I have both a bachelor’s degree and a master’s degree in statistics, so I know what I’m about to say will not be a popular opinion among my academic peers. But 17+ years of experience in the real world has led me to the not-so-simple conclusion that…
FORECASTING ISN’T JUST ABOUT THE NUMBERS.
As statisticians, we graduate from college wanting to produce the most accurate forecasts possible. There are rules and guidelines that are drilled into our brains for four (or more) years. I’m not knocking this training or the rigor that should be applied to forecasting. Plus, someone who lands a job in a highly technical research lab or as an actuary probably needs to adhere to almost all of those rules and regulations. But what I quickly learned in my job is that the real world isn’t black and white. I’m guessing a lot of other college graduates have also found this out after leaving the structure of their classrooms.
Simply put - the numbers don’t always tell the full story. I have found this to be especially true when it comes to forecasting caseload and personnel for courts, which I spend a lot of time doing each year. The historical data may say one thing, but there are numerous other factors at play, such as policies, demographics, and location-specific nuances.
So if we can’t rely on numbers alone, what’s the answer? In my experience, the best forecasts include a blend of both quantitative and qualitative input. That’s why I firmly believe that forecasting can’t be solely a statistical process. Because there is no such thing as an “accurate” forecast, we are trying to come up with the most reliable and valid forecasts possible. What better way to do this than to factor in all relevant data and assumptions, even those that can’t so easily be plugged into a model?

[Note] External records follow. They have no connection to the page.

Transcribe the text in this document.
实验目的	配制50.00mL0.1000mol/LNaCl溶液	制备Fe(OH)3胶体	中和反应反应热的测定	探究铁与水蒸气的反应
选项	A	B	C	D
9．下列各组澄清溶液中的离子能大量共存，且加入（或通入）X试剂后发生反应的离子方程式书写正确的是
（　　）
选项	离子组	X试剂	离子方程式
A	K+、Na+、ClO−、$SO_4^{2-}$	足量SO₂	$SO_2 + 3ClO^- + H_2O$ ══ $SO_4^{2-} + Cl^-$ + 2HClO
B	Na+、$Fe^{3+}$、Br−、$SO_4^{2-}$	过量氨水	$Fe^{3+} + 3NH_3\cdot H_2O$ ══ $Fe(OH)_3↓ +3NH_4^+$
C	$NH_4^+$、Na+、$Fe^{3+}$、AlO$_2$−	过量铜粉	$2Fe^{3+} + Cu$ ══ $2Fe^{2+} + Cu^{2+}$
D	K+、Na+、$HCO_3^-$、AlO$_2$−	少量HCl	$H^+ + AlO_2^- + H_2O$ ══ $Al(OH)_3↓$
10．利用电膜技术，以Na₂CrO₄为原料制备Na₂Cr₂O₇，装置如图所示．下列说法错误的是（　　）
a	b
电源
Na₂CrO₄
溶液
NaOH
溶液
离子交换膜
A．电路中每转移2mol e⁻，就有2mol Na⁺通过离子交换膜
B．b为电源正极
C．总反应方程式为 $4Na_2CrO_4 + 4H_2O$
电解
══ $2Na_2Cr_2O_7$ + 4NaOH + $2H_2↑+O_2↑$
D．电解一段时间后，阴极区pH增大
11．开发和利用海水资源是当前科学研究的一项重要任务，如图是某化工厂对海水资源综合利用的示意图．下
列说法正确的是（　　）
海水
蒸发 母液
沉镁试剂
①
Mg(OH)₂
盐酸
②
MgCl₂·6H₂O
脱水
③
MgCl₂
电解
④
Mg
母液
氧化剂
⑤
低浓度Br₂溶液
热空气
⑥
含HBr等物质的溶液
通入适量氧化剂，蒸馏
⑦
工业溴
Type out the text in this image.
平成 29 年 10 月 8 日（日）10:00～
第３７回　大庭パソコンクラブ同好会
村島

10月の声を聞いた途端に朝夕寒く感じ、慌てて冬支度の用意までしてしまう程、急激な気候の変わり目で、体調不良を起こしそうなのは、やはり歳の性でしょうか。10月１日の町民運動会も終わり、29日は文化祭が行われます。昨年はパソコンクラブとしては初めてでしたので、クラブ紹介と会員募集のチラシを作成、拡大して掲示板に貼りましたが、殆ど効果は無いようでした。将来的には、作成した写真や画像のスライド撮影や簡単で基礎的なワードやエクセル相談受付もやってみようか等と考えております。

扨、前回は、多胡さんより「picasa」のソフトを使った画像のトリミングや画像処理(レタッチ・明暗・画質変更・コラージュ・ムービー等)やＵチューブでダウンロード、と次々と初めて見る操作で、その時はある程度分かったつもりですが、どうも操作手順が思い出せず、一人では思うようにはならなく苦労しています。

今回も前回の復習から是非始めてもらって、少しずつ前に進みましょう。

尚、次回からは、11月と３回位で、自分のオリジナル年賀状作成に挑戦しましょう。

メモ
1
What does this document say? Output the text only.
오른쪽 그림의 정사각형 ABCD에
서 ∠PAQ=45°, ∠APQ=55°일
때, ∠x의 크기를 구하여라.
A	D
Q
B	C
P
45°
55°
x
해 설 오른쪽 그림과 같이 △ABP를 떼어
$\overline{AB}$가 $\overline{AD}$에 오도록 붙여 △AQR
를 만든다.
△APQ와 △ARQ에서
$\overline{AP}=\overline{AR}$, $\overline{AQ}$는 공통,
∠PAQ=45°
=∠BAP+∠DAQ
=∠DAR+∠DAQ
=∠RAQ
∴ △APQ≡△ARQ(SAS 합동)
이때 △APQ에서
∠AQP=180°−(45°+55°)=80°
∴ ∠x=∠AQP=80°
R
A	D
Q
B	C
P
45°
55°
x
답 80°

I have produced tens of thousands of caseload and personnel forecasts each year for the past 17+ years. I start with the statistical side, and then a team of reviewers comes in to provide qualitative input. To produce reasonable, defensible forecasts, it is important to start with the numbers as the solid foundation, then layer on some qualitative review. Read on for a summary of how this works.
The process always begins with a statistical approach. Actually, the process always begins with multiple statistical approaches. Let the numbers lead the way in the beginning. Take the historical data and use whichever forecasting methods fit the data to come up with a set of initial forecasts. These initial forecasts are based purely on the data, rules, and mathematical black and white knowledge you can glean from the numbers. But, don’t stop there!
Despite having many years of experience with my company, some of my colleagues have even more experience and work directly with the courts while I’m working with the data. These colleagues travel around the country to hear directly from court representatives on the trends going on in their district and region. Then they analyze these trends from multiple angles. Why would I not tap into this amazing source of knowledge when producing forecasts?
You may wonder how subject matter expertise feeds into the statistical forecasting process. Well, after I produce the initial statistical forecasts, this team of seasoned reviewers looks at the statistical options and provides feedback. If there is an initial forecast among the many options that seems reasonable, then great! If not, the reviewers provide me with other data, trends, or observations I can use to help adjust the initial forecasts. For instance, knowledge of local demographics, policies, or budgets might support treating various data points as outliers, while the numbers alone might not have led me to that conclusion.
The reviewers may also have information about an upcoming legislative initiative that is likely to stall or boost caseload. This qualitative input often helps us choose what we consider the best forecast among multiple forecast options, or helps us tweak the parameters within the model (e.g., adjust which locations to use in cluster analysis, which years of historical data to use, etc.).
I realize that not everyone has highly experienced colleagues at their fingertips, but there are many reputable sources available. Seek out subject matter experts and information that can help inform your forecasts.
People often say that statisticians can make the numbers say anything. To a certain extent, I’d say that’s true. You can slice and dice the numbers to your liking, and politicians, corporations, etc., are certainly known to do so. But when trying to plan for long-range space needs, we aren’t looking to fiddle with numbers in order to paint a certain picture. We are trying to provide the best prediction possible about what may happen in the future. Important decisions rest on this. Do we want numbers alone to tell the whole story? I know I don’t.
No one is ever going to predict the future with 100% certainty. But here’s my prediction: if you make a concerted effort to blend quantitative methods with the best subject matter expertise you can find, you’ll get a whole lot closer to a realistic vision of the future. And while not perfect, I’d say that’s a marriage made in heaven.